Governo Federal vai revisar cronograma das licitações
Governo Federal vai revisar cronograma das licitações
Na esteira do fracasso do leilão de concessão da BR-262 no trecho entre Espírito Santo e Minas Gerais, o governo prepara uma completa revisão do cronograma de leilões e da ordem dos lotes de rodovias a serem oferecidos à iniciativa privada. Serão priorizados os de maior interesse das empresas, segundo informou o ministro dos Transportes, César Borges.
O próprio trecho da BR-262 rejeitado em leilão deverá ser oferecido novamente, em data ainda não definida.
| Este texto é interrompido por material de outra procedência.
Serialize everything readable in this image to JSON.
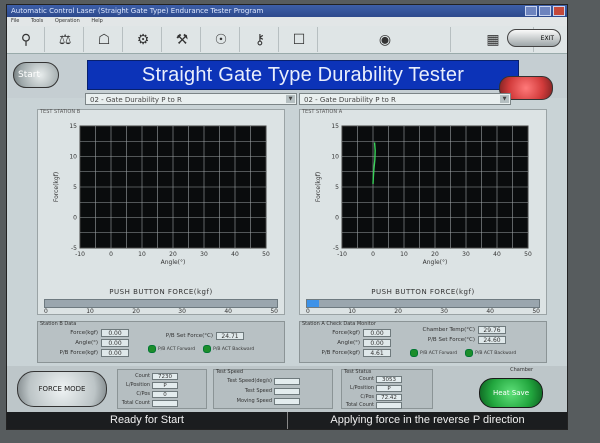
{
  "window": {
    "title": "Automatic Control Laser (Straight Gate Type) Endurance Tester Program"
  },
  "menu": [
    "File",
    "Tools",
    "Operation",
    "Help"
  ],
  "toolbar": {
    "icons": [
      "probe-icon",
      "scale-icon",
      "lamp-icon",
      "gear-icon",
      "tool-icon",
      "sensor-icon",
      "wrench-icon",
      "doc-icon",
      "globe-icon",
      "chart-icon"
    ],
    "exit_label": "EXIT"
  },
  "header": {
    "start_label": "Start",
    "banner": "Straight Gate Type Durability Tester"
  },
  "stations": [
    {
      "title": "TEST STATION B",
      "combo": "02 - Gate Durability P to R",
      "pushbutton_title": "PUSH BUTTON FORCE(kgf)",
      "pb_fill_percent": 0,
      "pb_ticks": [
        "0",
        "10",
        "20",
        "30",
        "40",
        "50"
      ]
    },
    {
      "title": "TEST STATION A",
      "combo": "02 - Gate Durability P to R",
      "pushbutton_title": "PUSH BUTTON FORCE(kgf)",
      "pb_fill_percent": 5,
      "pb_ticks": [
        "0",
        "10",
        "20",
        "30",
        "40",
        "50"
      ]
    }
  ],
  "chart_data": [
    {
      "type": "line",
      "xlabel": "Angle(°)",
      "ylabel": "Force(kgf)",
      "xlim": [
        -10,
        50
      ],
      "ylim": [
        -5,
        15
      ],
      "x_ticks": [
        "-10",
        "0",
        "10",
        "20",
        "30",
        "40",
        "50"
      ],
      "y_ticks": [
        "15",
        "10",
        "5",
        "0",
        "-5"
      ],
      "grid": true,
      "series": []
    },
    {
      "type": "line",
      "xlabel": "Angle(°)",
      "ylabel": "Force(kgf)",
      "xlim": [
        -10,
        50
      ],
      "ylim": [
        -5,
        15
      ],
      "x_ticks": [
        "-10",
        "0",
        "10",
        "20",
        "30",
        "40",
        "50"
      ],
      "y_ticks": [
        "15",
        "10",
        "5",
        "0",
        "-5"
      ],
      "grid": true,
      "series": [
        {
          "color": "#3ad25a",
          "x": [
            0.5,
            0.7,
            0.6,
            0.3,
            0.1,
            0.0
          ],
          "y": [
            12.3,
            11.0,
            9.5,
            8.0,
            6.5,
            5.5
          ]
        }
      ]
    }
  ],
  "info_left": {
    "title": "Station B Data",
    "rows": [
      {
        "label": "Force(kgf)",
        "value": "0.00"
      },
      {
        "label": "Angle(°)",
        "value": "0.00"
      },
      {
        "label": "P/B Force(kgf)",
        "value": "0.00"
      }
    ],
    "right_rows": [
      {
        "label": "P/B Set Force(°C)",
        "value": "24.71"
      }
    ],
    "leds": [
      "P/B ACT Forward",
      "P/B ACT Backward"
    ]
  },
  "info_right": {
    "title": "Station A Check Data Monitor",
    "rows": [
      {
        "label": "Force(kgf)",
        "value": "0.00"
      },
      {
        "label": "Angle(°)",
        "value": "0.00"
      },
      {
        "label": "P/B Force(kgf)",
        "value": "4.61"
      }
    ],
    "right_rows": [
      {
        "label": "Chamber Temp(°C)",
        "value": "29.76"
      },
      {
        "label": "P/B Set Force(°C)",
        "value": "24.60"
      }
    ],
    "leds": [
      "P/B ACT Forward",
      "P/B ACT Backward"
    ]
  },
  "bottom": {
    "force_mode_label": "FORCE MODE",
    "box_b": {
      "rows": [
        {
          "label": "Count",
          "value": "7230"
        },
        {
          "label": "L/Position",
          "value": "P"
        },
        {
          "label": "C/Pos",
          "value": "0"
        },
        {
          "label": "Total Count",
          "value": ""
        }
      ]
    },
    "box_mid": {
      "title": "Test Speed",
      "rows": [
        {
          "label": "Test Speed(deg/s)",
          "value": ""
        },
        {
          "label": "Test Speed",
          "value": ""
        },
        {
          "label": "Moving Speed",
          "value": ""
        }
      ]
    },
    "box_a": {
      "title": "Test Status",
      "rows": [
        {
          "label": "Count",
          "value": "3053"
        },
        {
          "label": "L/Position",
          "value": "P"
        },
        {
          "label": "C/Pos",
          "value": "72.42"
        },
        {
          "label": "Total Count",
          "value": ""
        }
      ]
    },
    "chamber_label": "Chamber",
    "chamber_button": "Heat Save"
  },
  "status": {
    "left": "Ready for Start",
    "right": "Applying force in the reverse P direction"
  }
}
A BR-101 na Bahia, que seria leiloada em 23 de outubro, agora foi para o fim da fila.
Após reunir-se ontem com a presidente Dilma Rousseff, Borges desautorizou a Agência Nacional de Transportes Terrestres (ANTT) na interlocução com potenciais interessados nas concessões. O ministro anunciou que interpretações dos editais que a agência vier a fazer para responder a dúvidas de empresas passarão pelo crivo do Ministério dos Transportes. Esse filtro não existia.
O novo cronograma ainda não está definido, informou o ministro. No entanto, ele adiantou qual, aproximadamente, deverá ser a ordem dos leilões. A seleção se baseia nas conversas que ele teve ao longo desta semana com as empresas.
Aparentemente, o lote que mais desperta interesse é o que reúne pequenos trechos das BRs 060, 153 e 262 no Distrito Federal, Goiás e Minas Gerais, cujo leilão estava previsto para 25 de novembro. É um pedaço diferente da BR-262, não o que teve o leilão vazio. Em seguida, viria a BR-163 em Mato Grosso, a BR-040 em Minas Gerais, a BR-163 em Mato Grosso do Sul, a BR-116em Minas Gerais. Vão depender de análise a BR-101 na Bahia e a BR-153 em Goiás e Tocantins. A preferência dos empresários parece recair por rodovias com pedágio mais barato.
A ANTT, responsável por conduzir os leilões, informou que todos os oito candidatos que apresentaram propostas para a concessão da BR-050 foram classificados. O resultado da disputa será conhecido hoje. “A expectativa é positiva”, disse o ministro.